The Glass Transition: Relaxation Dynamics in Liquids and Disordered Materials , E.Donth Springer-Verlag, New York, 2001. $99.00 (418 pp.). ISBN 3-540-41801-6

Ernst-Joachim Donth’s The Glass Transition is a welcome addition to the literature on a subject that is currently attracting a very heavy research interest. Early in the book, it becomes clear that, by the title term “glass transition,” the author means the entire process of viscous slowdown and vitrification. This process takes a material from the moderately viscous liquid, in which the liquid dynamics departs from the exponentially relaxing character of the “simple” liquid state, down to the rigid solid, well below the temperature known as the “normal” glass transition temperature, Tg. The study of slowdown and vitrification, often characterized by the broader description “viscous liquids and the glass transition,” is currently like an Arizona brushfire, with active tongues from many previously disparate but individually active areas merging into one large intellectual conflagration.

Donth approaches his subject from a very broad perspective; he may well be the best-read author in this field. I found information that was new and interesting to me in nearly every section of the book. There seems to be no element of the subject on which Donth has not read widely and thought deeply. We may not agree with every one of the conclusions he reaches, and—like most authors—he is capable of making errors in reporting what others have written. But there can be no doubt that he has addressed the enormous literature diligently and open-mindedly, and has drawn his own conclusions only after much intelligent reflection.

Donth has a distinct style, to which I am partial.
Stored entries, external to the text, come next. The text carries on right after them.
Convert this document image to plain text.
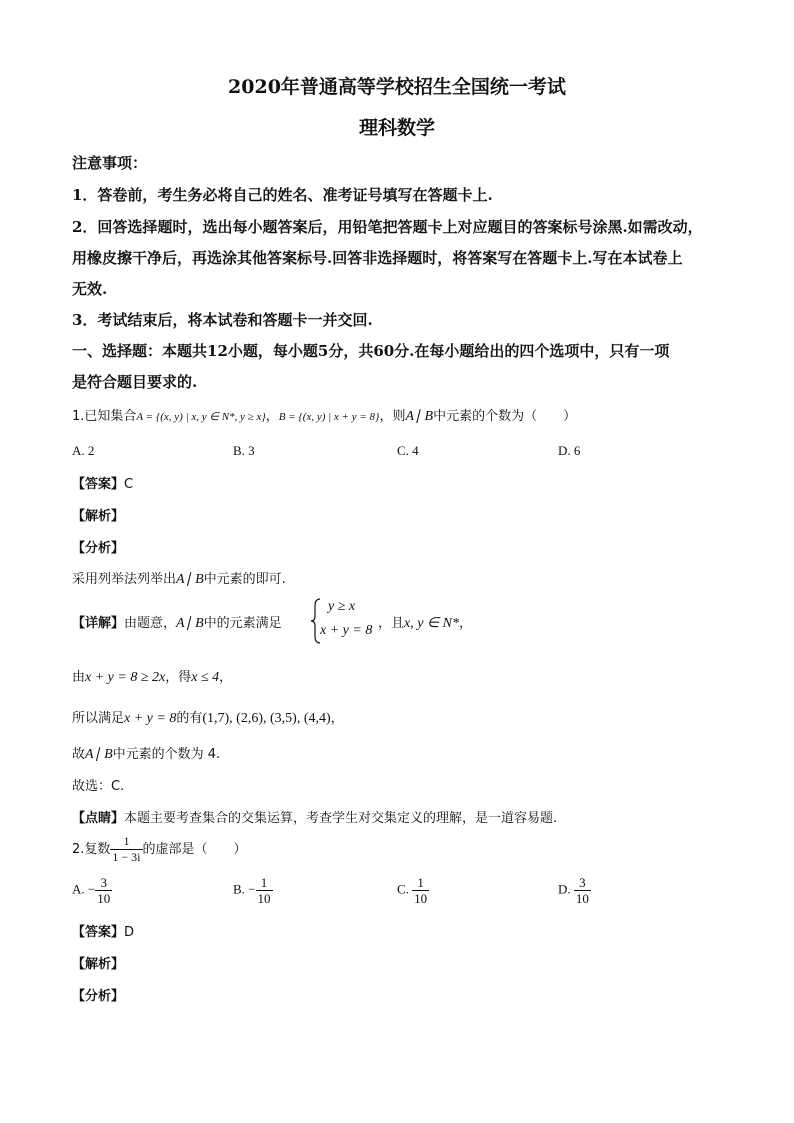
2020年普通高等学校招生全国统一考试
理科数学
注意事项：
1．答卷前，考生务必将自己的姓名、准考证号填写在答题卡上.
2．回答选择题时，选出每小题答案后，用铅笔把答题卡上对应题目的答案标号涂黑.如需改动，
用橡皮擦干净后，再选涂其他答案标号.回答非选择题时，将答案写在答题卡上.写在本试卷上
无效.
3．考试结束后，将本试卷和答题卡一并交回.
一、选择题：本题共12小题，每小题5分，共60分.在每小题给出的四个选项中，只有一项
是符合题目要求的.
1.已知集合A = {(x, y) | x, y ∈ N*, y ≥ x}，B = {(x, y) | x + y = 8}，则A∣ B中元素的个数为（　　）
A. 2	B. 3	C. 4	D. 6
【答案】C
【解析】
【分析】
采用列举法列举出A∣ B中元素的即可.
【详解】由题意，A∣ B中的元素满足
y ≥ x
x + y = 8 ，且x, y ∈ N*，
由x + y = 8 ≥ 2x，得x ≤ 4，
所以满足x + y = 8的有(1,7), (2,6), (3,5), (4,4)，
故A∣ B中元素的个数为 4.
故选：C.
【点睛】本题主要考查集合的交集运算，考查学生对交集定义的理解，是一道容易题.
2.复数 $\frac{1}{1 - 3i}$ 的虚部是（　　）
A. − $\frac{3}{10}$	B. − $\frac{1}{10}$	C. $\frac{1}{10}$	D. $\frac{3}{10}$
【答案】D
【解析】
【分析】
He is an unreconstructed “figure freak.” There are pages of diagrams, nearly every one of which focuses on several different elements of a given problem segment, each segment represented by its own succinct small diagram. It seems that a whole phenomenology may be represented on the single page. This use of figures, backed up by appropriate text, can be an effective way of conveying a lot of information about (and insight into) the system behavior. In some cases, though, the information provided in caption or text was too compressed for me to see the full meaning of the diagrams.

The book is divided into two main parts that deal, respectively, with phenomenological descriptions of the molecular slowdown in all its distinct aspects (chapter 2) and with theoretical approaches to interpreting these phenomena (chapters 3 and 4). There is also a brief introduction and an epilogue. The organization within the two main parts is a little convoluted, with themes being introduced in one section, and then being elaborated only later, after more descriptive background has been supplied.
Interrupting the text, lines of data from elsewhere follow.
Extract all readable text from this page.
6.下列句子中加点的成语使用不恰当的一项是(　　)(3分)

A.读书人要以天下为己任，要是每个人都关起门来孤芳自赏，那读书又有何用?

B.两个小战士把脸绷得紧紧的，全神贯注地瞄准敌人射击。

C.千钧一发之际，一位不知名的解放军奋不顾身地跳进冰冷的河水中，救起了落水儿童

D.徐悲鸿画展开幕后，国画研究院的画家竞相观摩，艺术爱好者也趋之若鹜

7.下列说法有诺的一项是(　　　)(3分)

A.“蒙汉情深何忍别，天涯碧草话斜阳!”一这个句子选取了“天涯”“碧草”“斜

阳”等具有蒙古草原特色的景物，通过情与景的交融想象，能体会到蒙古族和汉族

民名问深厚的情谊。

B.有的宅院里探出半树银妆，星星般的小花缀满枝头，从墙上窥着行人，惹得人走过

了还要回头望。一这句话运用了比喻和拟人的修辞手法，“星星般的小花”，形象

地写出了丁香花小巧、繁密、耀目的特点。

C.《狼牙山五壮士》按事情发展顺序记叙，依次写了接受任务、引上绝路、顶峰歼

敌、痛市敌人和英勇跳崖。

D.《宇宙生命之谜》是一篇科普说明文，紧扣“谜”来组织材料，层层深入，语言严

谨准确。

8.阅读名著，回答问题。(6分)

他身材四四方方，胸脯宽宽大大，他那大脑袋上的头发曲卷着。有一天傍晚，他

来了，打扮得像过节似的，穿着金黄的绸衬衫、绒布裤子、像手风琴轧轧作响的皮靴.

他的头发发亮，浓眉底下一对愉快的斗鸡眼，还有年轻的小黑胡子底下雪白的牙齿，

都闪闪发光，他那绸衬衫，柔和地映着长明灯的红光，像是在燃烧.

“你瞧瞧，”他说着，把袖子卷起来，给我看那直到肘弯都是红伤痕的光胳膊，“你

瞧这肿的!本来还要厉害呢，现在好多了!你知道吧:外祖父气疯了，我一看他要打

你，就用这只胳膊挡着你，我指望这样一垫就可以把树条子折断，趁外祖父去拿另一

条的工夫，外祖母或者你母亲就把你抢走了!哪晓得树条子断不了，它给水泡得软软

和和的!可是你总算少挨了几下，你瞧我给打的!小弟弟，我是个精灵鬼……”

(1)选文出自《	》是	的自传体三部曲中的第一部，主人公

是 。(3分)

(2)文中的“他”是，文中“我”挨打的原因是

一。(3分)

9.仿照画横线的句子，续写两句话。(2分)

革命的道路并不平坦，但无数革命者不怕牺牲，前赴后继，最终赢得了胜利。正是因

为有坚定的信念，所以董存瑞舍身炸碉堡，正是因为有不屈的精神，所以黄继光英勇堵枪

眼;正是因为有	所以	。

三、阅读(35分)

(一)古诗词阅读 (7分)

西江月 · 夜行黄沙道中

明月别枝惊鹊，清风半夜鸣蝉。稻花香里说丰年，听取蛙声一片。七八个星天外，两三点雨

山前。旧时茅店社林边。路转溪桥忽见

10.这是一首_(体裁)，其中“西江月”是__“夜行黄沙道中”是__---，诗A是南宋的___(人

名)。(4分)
While the book is comprehensive in its coverage of the phenomenology of the glass transition in the broad sense, and gives unusually detailed coverage to such little-understood phenomena as Fischer clusters and speckle phenomena, some themes are particularly stressed. A major one, not surprising in view of the work for which the author is best known, is fluctuations. The crossover point, or crossover temperature (Tc), above the glass temperature, at which the structural fluctuations change character, is given special attention. The crossover temperature is the point at which the “slow β” relaxation process usually separates from the slower (and diverging) main (α) relaxation process. The crossover temperature generally coincides with the mode-coupling-theory critical temperature (also called Tc). In his laboratory, Donth has produced provocative, complex, ac-calorimetry-based information on the complicated character of this crossover region.

A large part of chapter 3 is devoted to a comparison of thermodynamics according to Josiah Willard Gibbs on the one hand and to Max von Laue on the other, with the differences centering on the presence or absence of temperature fluctuations. The chapter also deals with the apparent breakdown of fluctuation–dissipation theorem equations when ergodicity is broken at the glass transition. It also covers the characteristic length of fluctuations in relation to fictive temperature. Both are subjects of current interest; a proper handling of fluctuations is clearly of major importance. This aspect of the book is profound, and I found myself thinking that the author must be well ahead of the rest of the field in his understanding of glassforming systems. In other places, however, I found reassuring evidence that Donth remains as confused or as incomplete as the rest of us about this fascinating problem. As the book makes clear, the sources of potential confusion are many and varied. People entering the field often stumble over the many time scales and several length scales that interplay in the viscous liquid and glass transition phenomenology. Donth has them all under consideration. This book is an excellent choice of reading material for someone newly entering the field, who wants to be made aware of all of its elements. It also provides much food for thought for the experts.